Explicamos como eles funcionam e por que esses jogos de azar não podem ser considerados um tipo de investimento nesta outra reportagem.

Carol Dias é a criadora do Riqueza em Dias, considerada pela Anbima a principal produtora de conteúdo sobre finanças no Instagram, plataforma onde acumula 7,5 milhões de seguidores. Ela conta que recusou uma proposta para receber R$ 300 mil em troca da divulgação desse tipo de jogo. “Eu sou dura nisso. A CVM tem sim que ter uma atitude perante a isso e não pode permitir”, diz. “Uma moça me escreveu um dia dizendo que pensou em tirar a própria vida porque tinha perdido tudo nesses jogos.”
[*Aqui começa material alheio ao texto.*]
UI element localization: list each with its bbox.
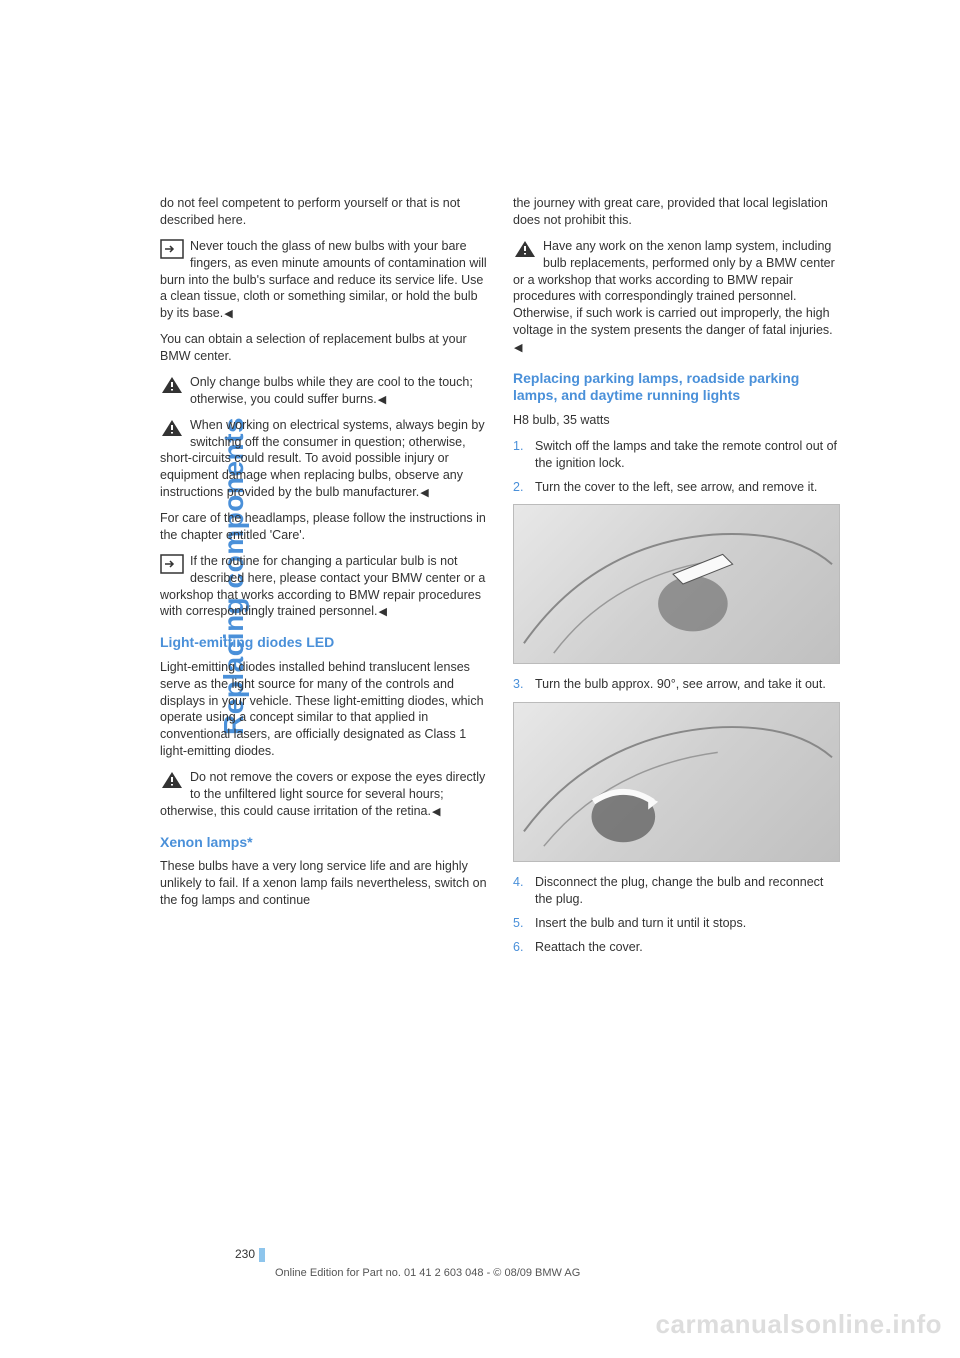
paragraph: do not feel competent to perform yoursel…: [160, 195, 487, 229]
end-mark-icon: ◀: [224, 307, 232, 322]
step-number: 4.: [513, 874, 523, 891]
bulb-spec: H8 bulb, 35 watts: [513, 412, 840, 429]
footer-text: Online Edition for Part no. 01 41 2 603 …: [275, 1267, 580, 1279]
info-note: If the routine for changing a particular…: [160, 553, 487, 621]
list-item: 4. Disconnect the plug, change the bulb a…: [513, 874, 840, 908]
steps-list: 3. Turn the bulb approx. 90°, see arrow, …: [513, 676, 840, 693]
step-number: 1.: [513, 438, 523, 455]
warning-icon: [160, 375, 184, 395]
end-mark-icon: ◀: [420, 486, 428, 501]
note-text: When working on electrical systems, alwa…: [160, 418, 485, 500]
end-mark-icon: ◀: [378, 393, 386, 408]
warning-icon: [160, 418, 184, 438]
step-text: Turn the cover to the left, see arrow, a…: [535, 480, 817, 494]
list-item: 2. Turn the cover to the left, see arrow,…: [513, 479, 840, 496]
watermark: carmanualsonline.info: [656, 1309, 942, 1340]
paragraph: the journey with great care, provided th…: [513, 195, 840, 229]
figure-remove-cover: [513, 504, 840, 664]
step-text: Turn the bulb approx. 90°, see arrow, an…: [535, 677, 826, 691]
warning-note: Only change bulbs while they are cool to…: [160, 374, 487, 408]
warning-note: Have any work on the xenon lamp system, …: [513, 238, 840, 356]
step-text: Switch off the lamps and take the remote…: [535, 439, 837, 470]
warning-note: Do not remove the covers or expose the e…: [160, 769, 487, 820]
info-note: Never touch the glass of new bulbs with …: [160, 238, 487, 322]
paragraph: For care of the headlamps, please follow…: [160, 510, 487, 544]
info-icon: [160, 554, 184, 574]
section-heading-parking-lamps: Replacing parking lamps, roadside parkin…: [513, 370, 840, 405]
list-item: 3. Turn the bulb approx. 90°, see arrow, …: [513, 676, 840, 693]
right-column: the journey with great care, provided th…: [513, 195, 840, 965]
warning-note: When working on electrical systems, alwa…: [160, 417, 487, 501]
section-heading-xenon: Xenon lamps*: [160, 834, 487, 852]
page-number-text: 230: [235, 1247, 255, 1261]
end-mark-icon: ◀: [379, 605, 387, 620]
section-heading-led: Light-emitting diodes LED: [160, 634, 487, 652]
note-text: Have any work on the xenon lamp system, …: [513, 239, 835, 337]
warning-icon: [513, 239, 537, 259]
list-item: 1. Switch off the lamps and take the remo…: [513, 438, 840, 472]
step-number: 2.: [513, 479, 523, 496]
note-text: Never touch the glass of new bulbs with …: [160, 239, 487, 321]
note-text: Only change bulbs while they are cool to…: [190, 375, 473, 406]
figure-turn-bulb: [513, 702, 840, 862]
warning-icon: [160, 770, 184, 790]
step-number: 3.: [513, 676, 523, 693]
end-mark-icon: ◀: [514, 341, 522, 356]
paragraph: Light-emitting diodes installed behind t…: [160, 659, 487, 760]
paragraph: You can obtain a selection of replacemen…: [160, 331, 487, 365]
columns: do not feel competent to perform yoursel…: [160, 195, 840, 965]
steps-list: 4. Disconnect the plug, change the bulb a…: [513, 874, 840, 956]
end-mark-icon: ◀: [432, 805, 440, 820]
note-text: If the routine for changing a particular…: [160, 554, 485, 619]
step-number: 5.: [513, 915, 523, 932]
page-content: do not feel competent to perform yoursel…: [160, 195, 840, 965]
left-column: do not feel competent to perform yoursel…: [160, 195, 487, 965]
list-item: 5. Insert the bulb and turn it until it s…: [513, 915, 840, 932]
steps-list: 1. Switch off the lamps and take the remo…: [513, 438, 840, 496]
step-number: 6.: [513, 939, 523, 956]
step-text: Disconnect the plug, change the bulb and…: [535, 875, 823, 906]
step-text: Reattach the cover.: [535, 940, 643, 954]
list-item: 6. Reattach the cover.: [513, 939, 840, 956]
page-number-bar-icon: [259, 1248, 265, 1262]
page-number: 230: [235, 1247, 265, 1262]
step-text: Insert the bulb and turn it until it sto…: [535, 916, 746, 930]
paragraph: These bulbs have a very long service lif…: [160, 858, 487, 909]
info-icon: [160, 239, 184, 259]
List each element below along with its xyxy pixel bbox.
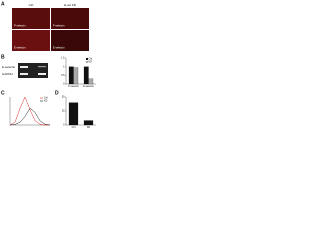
bar	[73, 67, 79, 85]
curve	[9, 107, 51, 126]
micrograph	[12, 30, 50, 51]
x-tick-label: P-selectin	[68, 85, 79, 88]
micrograph	[51, 8, 89, 29]
column-header: E-sel KD	[64, 3, 77, 7]
bar	[68, 102, 79, 126]
legend-label: KD	[44, 100, 48, 103]
panel-label: A	[1, 1, 5, 7]
y-tick-label: 1.5	[61, 57, 65, 60]
micrograph	[12, 8, 50, 29]
x-tick-label: KD	[87, 126, 91, 129]
image-label: P-selectin	[53, 24, 65, 28]
legend-swatch	[86, 61, 88, 63]
micrograph	[51, 30, 89, 51]
blot-label: E-selectin	[2, 65, 16, 69]
image-label: E-selectin	[14, 46, 26, 50]
bar	[83, 120, 94, 126]
panel-label: B	[1, 54, 5, 60]
bar	[88, 78, 94, 85]
bar	[68, 66, 74, 85]
y-tick-label: 0	[63, 83, 65, 86]
legend-swatch	[86, 58, 88, 60]
band	[20, 73, 28, 75]
legend-label: Ctrl	[44, 97, 48, 100]
y-tick-label: 0.5	[61, 74, 65, 77]
band	[38, 66, 46, 68]
y-tick-label: 50	[62, 96, 65, 99]
image-label: E-selectin	[53, 46, 65, 50]
panel-label: D	[55, 90, 59, 96]
x-tick-label: E-selectin	[83, 85, 94, 88]
bar	[83, 66, 89, 85]
y-tick-label: 0	[63, 124, 65, 127]
x-tick-label: Ctrl	[72, 126, 76, 129]
figure: A Ctrl E-sel KD P-selectin P-selectin E-…	[1, 1, 96, 129]
blot	[18, 63, 48, 78]
band	[38, 73, 46, 75]
blot-label: GAPDH	[2, 72, 13, 76]
image-label: P-selectin	[14, 24, 26, 28]
column-header: Ctrl	[29, 3, 34, 7]
legend-label: KD	[89, 61, 93, 64]
curve	[9, 96, 50, 126]
band	[20, 66, 28, 68]
y-tick-label: 25	[62, 110, 65, 113]
y-tick-label: 1	[63, 65, 65, 68]
legend-label: Ctrl	[89, 58, 93, 61]
panel-label: C	[1, 90, 5, 96]
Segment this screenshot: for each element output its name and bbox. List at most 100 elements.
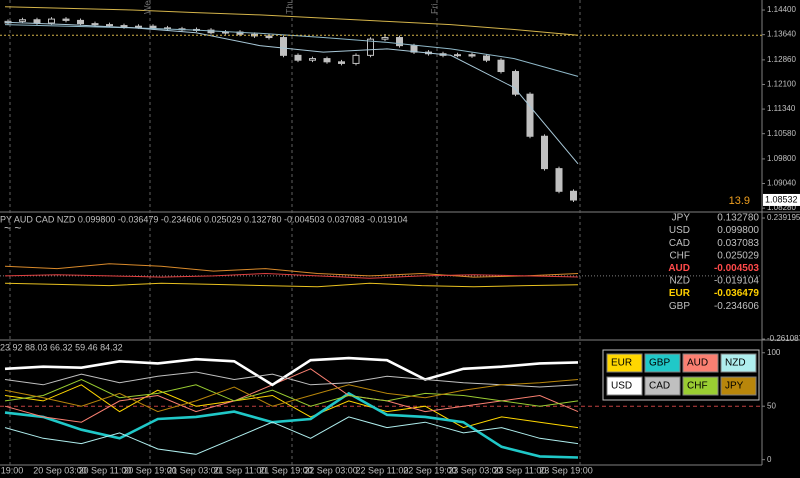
indicator-line [4, 379, 579, 413]
last-price-label: 1.08532 [765, 194, 798, 204]
legend-name: GBP [649, 358, 670, 369]
x-tick-label: 23 Sep 03:00 [448, 465, 502, 475]
y-tick-label: 1.12860 [767, 55, 796, 64]
candle-body [367, 38, 374, 56]
legend-value: 0.037083 [717, 238, 759, 249]
y-tick-label: 1.13640 [767, 30, 796, 39]
candle-body [91, 23, 99, 26]
candle-body [106, 24, 113, 27]
candle-body [77, 19, 84, 25]
legend-name: CAD [669, 238, 690, 249]
candle-body [19, 19, 26, 22]
y-tick-label: 1.11340 [767, 104, 796, 113]
legend-name: JPY [672, 213, 691, 224]
candle-body [352, 54, 360, 64]
candle-body [294, 54, 302, 61]
candle-body [570, 190, 577, 201]
legend-swatch [720, 353, 757, 373]
x-tick-label: 20 Sep 19:00 [123, 465, 177, 475]
candle-body [468, 54, 476, 57]
candle-body [135, 25, 142, 28]
legend-name: NZD [669, 276, 690, 287]
x-tick-label: 23 Sep 11:00 [494, 465, 547, 475]
legend-name: USD [669, 225, 690, 236]
legend-value: -0.234606 [714, 301, 759, 312]
y-tick-label: 1.09040 [767, 179, 796, 188]
last-price-box [763, 193, 800, 206]
candle-body [512, 71, 519, 95]
legend-swatch [682, 353, 719, 373]
y-tick-label: 0 [767, 455, 772, 464]
y-tick-label: 50 [767, 401, 776, 410]
x-tick-label: 22 Sep 11:00 [356, 465, 409, 475]
x-tick-label: 20 Sep 11:00 [79, 465, 132, 475]
legend-name: AUD [687, 358, 708, 369]
legend-swatch [606, 376, 643, 396]
day-label: Fri [429, 4, 439, 15]
indicator-icons: ~ ~ [4, 221, 21, 235]
legend-swatch [644, 376, 681, 396]
legend-swatch [644, 353, 681, 373]
candle-body [149, 25, 157, 29]
y-tick-label: 1.08280 [767, 203, 796, 212]
x-tick-label: 19:00 [1, 465, 24, 475]
candle-body [33, 19, 41, 24]
legend-name: GBP [669, 301, 690, 312]
candle-body [280, 37, 287, 56]
x-tick-label: 21 Sep 11:00 [214, 465, 267, 475]
legend-swatch [720, 376, 757, 396]
candle-body [541, 135, 548, 170]
candle-body [323, 58, 331, 63]
legend-swatch [682, 376, 719, 396]
indicator-line [4, 272, 579, 279]
y-tick-label: 100 [767, 348, 781, 357]
y-tick-label: 1.12100 [767, 80, 796, 89]
candle-body [497, 59, 505, 73]
indicator-line [4, 384, 579, 429]
indicator-line [4, 368, 579, 423]
y-tick-label: 1.09800 [767, 154, 796, 163]
x-tick-label: 22 Sep 03:00 [304, 465, 358, 475]
x-tick-label: 23 Sep 19:00 [539, 465, 593, 475]
x-tick-label: 21 Sep 03:00 [167, 465, 221, 475]
day-label: Thu [284, 0, 294, 14]
legend-name: USD [611, 381, 632, 392]
indicator-line [4, 371, 579, 388]
candle-body [62, 18, 70, 21]
x-tick-label: 20 Sep 03:00 [33, 465, 87, 475]
legend-value: 0.025029 [717, 250, 759, 261]
candle-body [483, 55, 490, 61]
legend-name: CHF [687, 381, 708, 392]
indicator-line [4, 263, 579, 278]
y-tick-label: -0.261087 [767, 334, 800, 343]
indicator-line [4, 282, 579, 288]
day-label: Wed [142, 0, 152, 14]
indicator-line [4, 21, 579, 165]
candle-body [120, 25, 128, 28]
candle-body [555, 168, 563, 192]
legend-name: JPY [725, 381, 744, 392]
candle-body [48, 18, 55, 24]
candle-body [338, 61, 345, 64]
candle-body [265, 35, 273, 39]
candle-body [309, 58, 316, 61]
legend-name: CHF [669, 250, 690, 261]
indicator-line [4, 6, 579, 36]
legend-name: AUD [668, 263, 690, 274]
candle-body [396, 37, 403, 47]
indicator-line [4, 416, 579, 455]
y-tick-label: 1.10580 [767, 129, 796, 138]
legend-name: NZD [725, 358, 746, 369]
legend-swatch [606, 353, 643, 373]
legend-value: -0.019104 [714, 276, 759, 287]
indicator-line [4, 378, 579, 407]
y-tick-label: 0.239195 [767, 213, 800, 222]
legend-value: -0.004503 [714, 263, 759, 274]
indicator-line [4, 24, 579, 77]
indicator-line [4, 391, 579, 459]
legend-name: EUR [669, 288, 691, 299]
legend-value: -0.036479 [714, 288, 759, 299]
candle-body [222, 31, 229, 34]
candle-body [526, 93, 534, 137]
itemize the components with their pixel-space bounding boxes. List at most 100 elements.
Para o Economista Sincero, faltaria gente suficiente para fiscalizar a quantidade de golpes disponíveis atualmente na internet. Um ponto que, para ele, também ultrapassa a existência de regras ou não, mas reflete a necessidade de ampliar a educação financeira no País. Não adianta existir regras severas se, na outra ponta, a população ainda não souber reconhecer que propostas de ganhos de 10% ao mês, por exemplo, são irreais.

“Se a CVM ou a Anbima erram a mão na quantidade de regras, elas vão diminuir o mercado que é bacana e aumentar o mercado irregular, porque o cara que está oferecendo o Jogo do Tigrinho não está nem aí para as regras”, afirma Mendlowicz. “Essa deveria ser uma preocupação, porque no Brasil a educação financeira é zero.”